Release Date : 2005-10-13
Jboss At Work A Practical Guide written by Tom Marrs and has been published by "O'Reilly Media, Inc." this book supported file pdf, txt, epub, kindle and other format this book has been release on 2005-10-13 with Computers categories.
Consisting of a number of well-known open source products, JBoss is more a family of interrelated services than a single monolithic application. But, as with any tool that's as feature-rich as JBoss, there are number of pitfalls and complexities, too.

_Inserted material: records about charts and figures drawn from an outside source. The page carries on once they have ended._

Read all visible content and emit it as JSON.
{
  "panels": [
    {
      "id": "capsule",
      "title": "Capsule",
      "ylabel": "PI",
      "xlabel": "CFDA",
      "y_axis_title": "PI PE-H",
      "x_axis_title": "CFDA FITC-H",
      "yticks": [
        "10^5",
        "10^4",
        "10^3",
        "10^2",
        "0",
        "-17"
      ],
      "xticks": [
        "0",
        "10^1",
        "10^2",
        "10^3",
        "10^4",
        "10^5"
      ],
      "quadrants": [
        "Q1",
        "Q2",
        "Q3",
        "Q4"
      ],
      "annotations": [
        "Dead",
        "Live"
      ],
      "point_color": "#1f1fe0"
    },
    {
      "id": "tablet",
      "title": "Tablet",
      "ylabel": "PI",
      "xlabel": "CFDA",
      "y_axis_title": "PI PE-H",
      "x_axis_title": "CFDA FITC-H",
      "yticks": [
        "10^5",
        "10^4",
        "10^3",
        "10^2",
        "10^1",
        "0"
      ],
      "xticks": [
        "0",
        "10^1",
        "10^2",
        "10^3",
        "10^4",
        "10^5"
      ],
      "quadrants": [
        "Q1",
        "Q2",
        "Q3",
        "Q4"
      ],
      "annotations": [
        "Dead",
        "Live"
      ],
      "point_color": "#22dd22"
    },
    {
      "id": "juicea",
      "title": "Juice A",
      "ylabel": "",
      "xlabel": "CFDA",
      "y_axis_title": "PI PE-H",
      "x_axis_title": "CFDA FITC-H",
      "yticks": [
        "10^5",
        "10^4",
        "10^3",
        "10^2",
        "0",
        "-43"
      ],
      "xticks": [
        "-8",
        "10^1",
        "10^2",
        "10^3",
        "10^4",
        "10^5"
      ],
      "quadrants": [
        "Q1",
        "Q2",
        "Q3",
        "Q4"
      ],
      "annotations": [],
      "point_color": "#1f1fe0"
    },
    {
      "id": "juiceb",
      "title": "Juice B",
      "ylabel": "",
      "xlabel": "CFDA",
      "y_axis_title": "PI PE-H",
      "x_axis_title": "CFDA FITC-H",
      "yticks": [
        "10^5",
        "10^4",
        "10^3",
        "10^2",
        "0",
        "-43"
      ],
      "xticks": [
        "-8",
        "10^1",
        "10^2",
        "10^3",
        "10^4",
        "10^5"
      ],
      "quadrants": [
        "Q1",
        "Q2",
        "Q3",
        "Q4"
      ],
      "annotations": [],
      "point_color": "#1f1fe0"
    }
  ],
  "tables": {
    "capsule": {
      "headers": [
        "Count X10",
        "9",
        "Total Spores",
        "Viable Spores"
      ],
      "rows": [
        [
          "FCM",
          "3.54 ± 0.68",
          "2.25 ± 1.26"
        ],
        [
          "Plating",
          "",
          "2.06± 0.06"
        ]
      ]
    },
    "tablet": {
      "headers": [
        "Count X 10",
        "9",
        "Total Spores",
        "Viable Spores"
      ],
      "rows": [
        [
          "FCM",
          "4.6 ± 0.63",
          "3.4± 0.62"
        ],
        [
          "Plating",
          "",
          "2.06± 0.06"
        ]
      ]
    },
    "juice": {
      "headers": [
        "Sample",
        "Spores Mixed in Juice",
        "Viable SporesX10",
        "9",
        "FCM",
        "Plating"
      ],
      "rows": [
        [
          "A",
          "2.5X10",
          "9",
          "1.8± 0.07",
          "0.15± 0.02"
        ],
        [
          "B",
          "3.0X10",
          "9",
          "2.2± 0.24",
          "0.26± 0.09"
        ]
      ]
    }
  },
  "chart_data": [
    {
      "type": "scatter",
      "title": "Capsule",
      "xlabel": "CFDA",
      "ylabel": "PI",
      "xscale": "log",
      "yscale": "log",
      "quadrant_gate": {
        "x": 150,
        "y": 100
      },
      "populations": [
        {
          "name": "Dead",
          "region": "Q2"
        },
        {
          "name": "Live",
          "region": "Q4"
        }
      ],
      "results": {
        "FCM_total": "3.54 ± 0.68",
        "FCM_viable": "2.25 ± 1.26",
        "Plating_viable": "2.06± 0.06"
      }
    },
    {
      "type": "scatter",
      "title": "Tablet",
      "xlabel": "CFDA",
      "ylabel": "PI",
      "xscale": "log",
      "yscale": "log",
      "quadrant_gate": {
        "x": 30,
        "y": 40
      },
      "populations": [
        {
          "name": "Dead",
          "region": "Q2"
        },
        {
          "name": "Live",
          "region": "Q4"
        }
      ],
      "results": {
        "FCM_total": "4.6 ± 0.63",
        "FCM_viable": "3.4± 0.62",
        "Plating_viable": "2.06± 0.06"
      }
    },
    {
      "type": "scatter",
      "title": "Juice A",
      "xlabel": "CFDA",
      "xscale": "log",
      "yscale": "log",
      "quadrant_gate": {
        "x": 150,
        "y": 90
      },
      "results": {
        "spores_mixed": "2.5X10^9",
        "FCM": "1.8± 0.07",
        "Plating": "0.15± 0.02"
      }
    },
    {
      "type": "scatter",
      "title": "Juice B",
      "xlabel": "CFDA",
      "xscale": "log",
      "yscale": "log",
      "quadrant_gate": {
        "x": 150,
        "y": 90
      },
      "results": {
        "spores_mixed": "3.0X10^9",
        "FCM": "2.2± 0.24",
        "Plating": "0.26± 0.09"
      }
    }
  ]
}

Most developers struggle with the same issues when deploying J2EE applications on JBoss: they have trouble getting the many J2EE and JBoss deployment descriptors to work together; they have difficulty finding out how to get started; their projects don't have a packaging and deployment strategy that grows with the application; or, they find the Class Loaders confusing and don't know how to use them, which can cause problems. JBoss at Work: A Practical Guide helps developers overcome these challenges. As you work through the book, you'll build a project using extensive code examples. You'll delve into all the major facets of J2EE application deployment on JBoss, including JSPs, Servlets, EJBs, JMS, JNDI, web services, JavaMail, JDBC, and Hibernate. With the help of this book, you'll: Implement a full J2EE application and deploy it on JBoss Discover how to use the latest features of JBoss 4 and J2EE 1.4, including J2EE-compliant web services Master J2EE application deployment on JBoss with EARs, WARs, and EJB JARs Understand the core J2EE deployment descriptors and how they integrate with JBoss-specific descriptors Base your security strategy on JAAS Written for Java developers who want to use JBoss on their projects, the book covers the gamut of deploying J2EE technologies on JBoss, providing a brief survey of each subject aimed at the working professional with limited time. If you're one of the legions of developers who have decided to give JBoss a try, then JBoss at Work: A Practical Guide is your next logical purchase. It'll show you in plain language how to use the fastest growing open source tool in the industry today. If you've worked with JBoss before, this book will get you up to speed on JBoss 4, JBoss WS (web services), and Hibernate 3.
Distributed Database Management Systems
DOWNLOAD
Author : Saeed K. Rahimi
language : en
Publisher: John Wiley & Sons
Release Date : 2010-07-16
Distributed Database Management Systems written by Saeed K. Rahimi and has been published by John Wiley & Sons this book supported file pdf, txt, epub, kindle and other format this book has been release on 2010-07-16 with Computers categories.
This book addresses issues related to managing data across a distributed database system. It is unique because it covers traditional database theory and current research, explaining the difficulties in providing a unified user interface and global data dictionary. The book gives implementers guidance on hiding discrepancies across systems and creating the illusion of a single repository for users. It also includes three sample frameworks—implemented using J2SE with JMS, J2EE, and Microsoft .Net—that readers can use to learn how to implement a distributed database management system. IT and development groups and computer sciences/software engineering graduates will find this guide invaluable.